If you haven't followed Marillion since Fish was behind the microphone, you'll be in for quite a shock when you take out Happiness Is The Road for a spin. There isn't any neo-prog to be found here, and in its place is an atmospheric brand of alternative/art rock characterized by Steve Hogarth's gentle vocals, Mark Kelly's lush keyboard palette, Steve Rothery's spectacular guitar playing, Ian Mosley's relaxed drumming, and Pete Trewavas' clever basslines. The mood portrayed throughout the vast majority is Happiness Is The Road is rather melancholic and somber - while never sounding 'dark', the subdued synthesizers, spacey guitar tones, and gentle vocals always give me a deep emotional connection to the compositions offered on this observation.

The two discs of Happiness Is The Road have different names, with the first disc entitled "Essence" and the second one called "The Hard Shoulder". As far as I'm concerned, both are virtually the same in terms of quality and musical style, and I tend to view Happiness Is The Road as more of a collective album than two separate ones.
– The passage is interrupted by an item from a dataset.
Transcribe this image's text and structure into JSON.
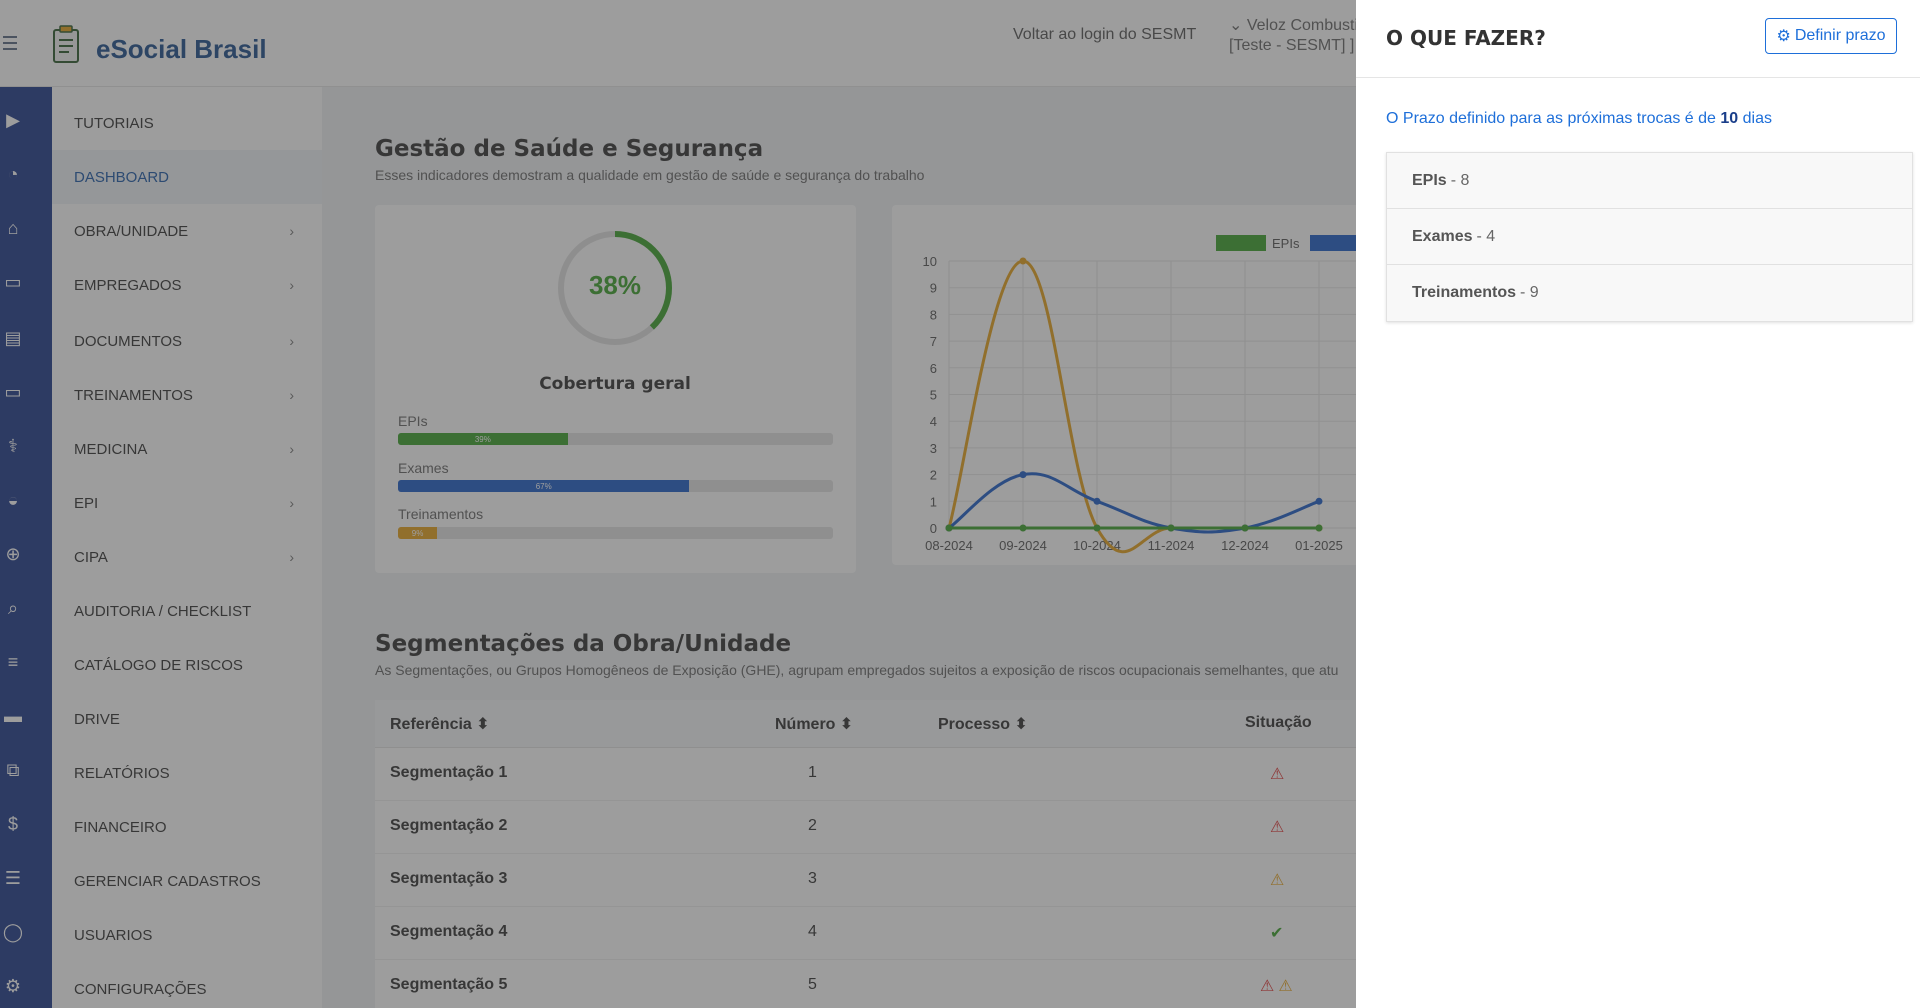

Both discs are filled with fantastic tunes, and my favorites from the first disc are probably "This Train is My Life", "Essence", and the epic "Happiness is the Road". "The Hard Shoulder" is also filled with highlights, with songs like "Asylum Satellite #1", "Older Than Me", "Whatever Is Wrong With You", "Especially True", and the jaw-dropping "Real Tears For Sale" especially standing out.

One of the best things about Happiness Is The Road is the absolutely killer production - the crystal clear sound makes every single note audible, and all of the instruments are placed perfectly in the mix. This production has just the right amount of atmosphere and clarity, and the end result is nothing short of breathtaking.

Happiness Is The Road isn't one of the most highly regarded Marillion efforts, but I tend to think that it's one of their best albums in recent memory. This is a beautiful, charming, and deceivingly complex album that slowly unveils itself as a painstakingly infectious observation. Yes, it demands quite a bit of patience on behalf of the listener, but I assure you that it's more than worth it in the end. While the unique brand of art rock embraced on Happiness Is The Road is bound to upset progressive rock purists, odds are that most of them have already given up on Marillion a long time ago. Happiness Is The Road is an essential purchase for the open-minded listener, and a criminally underrated album from one of history's greatest and most important progressive rock acts. This is worth nothing short of 4.5 stars in my book.